The mechanics for trading "Who will be the first substitute White House Press Secretary?" are the same as any other PolyGram event contract. Each YES share resolves to $1 if the event happens, or $0 if it doesn't. The current price between 0¢ and 100¢ is the market's probability estimate, set live by the order book.
$32K in lifetime turnover and $0 of resting liquidity puts this market in the around the median by volume for trump contracts on PolyGram. Order-book depth is thin — large orders may need to be split across the book or executed as limit orders.
The market has been open for around a month — fresh enough that information asymmetry remains a real factor.
Higher-volume markets tend to have tighter spreads and faster price discovery — meaning the displayed YES/NO percentages are more likely to reflect the true crowd-implied probability rather than a single trader's directional view.
Resolution is handled by the UMA optimistic oracle on Polygon. A proposer submits the outcome, a 2-hour dispute window opens, and if uncontested the payout is final.

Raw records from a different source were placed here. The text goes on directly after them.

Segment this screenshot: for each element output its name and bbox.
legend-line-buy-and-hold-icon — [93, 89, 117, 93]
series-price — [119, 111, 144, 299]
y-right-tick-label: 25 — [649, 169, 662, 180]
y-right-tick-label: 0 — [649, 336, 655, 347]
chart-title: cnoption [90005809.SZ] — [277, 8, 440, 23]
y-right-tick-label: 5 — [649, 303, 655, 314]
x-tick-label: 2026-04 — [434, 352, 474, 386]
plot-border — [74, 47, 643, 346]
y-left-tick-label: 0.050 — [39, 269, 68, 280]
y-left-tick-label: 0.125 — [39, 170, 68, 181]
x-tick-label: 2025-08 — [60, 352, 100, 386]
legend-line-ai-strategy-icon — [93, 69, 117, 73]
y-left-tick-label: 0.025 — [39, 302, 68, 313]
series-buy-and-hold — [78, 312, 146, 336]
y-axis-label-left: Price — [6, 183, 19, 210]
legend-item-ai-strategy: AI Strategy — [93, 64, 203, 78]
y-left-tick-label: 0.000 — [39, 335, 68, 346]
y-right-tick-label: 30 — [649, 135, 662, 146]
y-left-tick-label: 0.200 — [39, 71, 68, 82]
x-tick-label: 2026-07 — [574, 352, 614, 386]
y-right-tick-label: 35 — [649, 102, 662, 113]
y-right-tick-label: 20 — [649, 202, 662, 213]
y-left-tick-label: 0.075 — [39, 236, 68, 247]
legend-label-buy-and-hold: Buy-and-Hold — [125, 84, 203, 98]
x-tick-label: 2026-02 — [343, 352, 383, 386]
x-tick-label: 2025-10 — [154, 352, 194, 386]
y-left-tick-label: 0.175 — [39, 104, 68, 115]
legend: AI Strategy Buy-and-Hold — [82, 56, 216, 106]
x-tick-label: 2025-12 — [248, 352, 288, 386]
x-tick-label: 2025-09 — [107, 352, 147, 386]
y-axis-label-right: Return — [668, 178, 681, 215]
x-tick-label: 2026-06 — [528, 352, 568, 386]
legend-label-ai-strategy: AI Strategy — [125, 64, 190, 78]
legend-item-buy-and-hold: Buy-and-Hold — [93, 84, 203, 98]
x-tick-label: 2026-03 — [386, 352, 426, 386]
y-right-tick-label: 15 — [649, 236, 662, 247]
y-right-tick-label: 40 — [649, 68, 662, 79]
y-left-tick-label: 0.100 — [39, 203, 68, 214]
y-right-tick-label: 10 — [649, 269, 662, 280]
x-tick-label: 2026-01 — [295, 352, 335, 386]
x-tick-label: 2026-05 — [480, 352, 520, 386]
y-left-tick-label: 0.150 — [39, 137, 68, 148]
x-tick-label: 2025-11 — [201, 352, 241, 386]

Contested outcomes escalate to UMA token holders.
This prediction market is scheduled to close on 31 May 2026. After the resolving event occurs, settlement typically clears within 24 hours once the UMA optimistic oracle confirms the outcome. All payouts are in USDC on the Polygon network.
To trade on this prediction market, create a free PolyGram account at polygram.ink, deposit USDC via Polygon, and place a YES or NO order on the outcome you believe in. You can learn more on our how-it-works page. Your maximum loss is limited to your stake — there is no leverage or margin.
When the outcome is determined, winning YES shares pay out $1.00 each in USDC, while losing shares pay $0. Settlement is handled by the UMA optimistic oracle on Polygon — a proposer submits the result, a two-hour dispute window opens, and if uncontested, payouts are distributed automatically. You can withdraw your winnings to any Polygon wallet.
Prediction-market positions can lose 100% of staked capital. Outcomes are uncertain by definition — historical accuracy of crowd-implied probabilities is high in aggregate but not for any single market. PolyGram does not provide investment advice. Trade only with capital you can afford to lose.
Regulatory status varies by jurisdiction. Germany, the United States, and most EU countries treat Polymarket-style event contracts under one of three frameworks: financial derivative, gambling product, or unregulated novel asset. Consult local counsel before trading.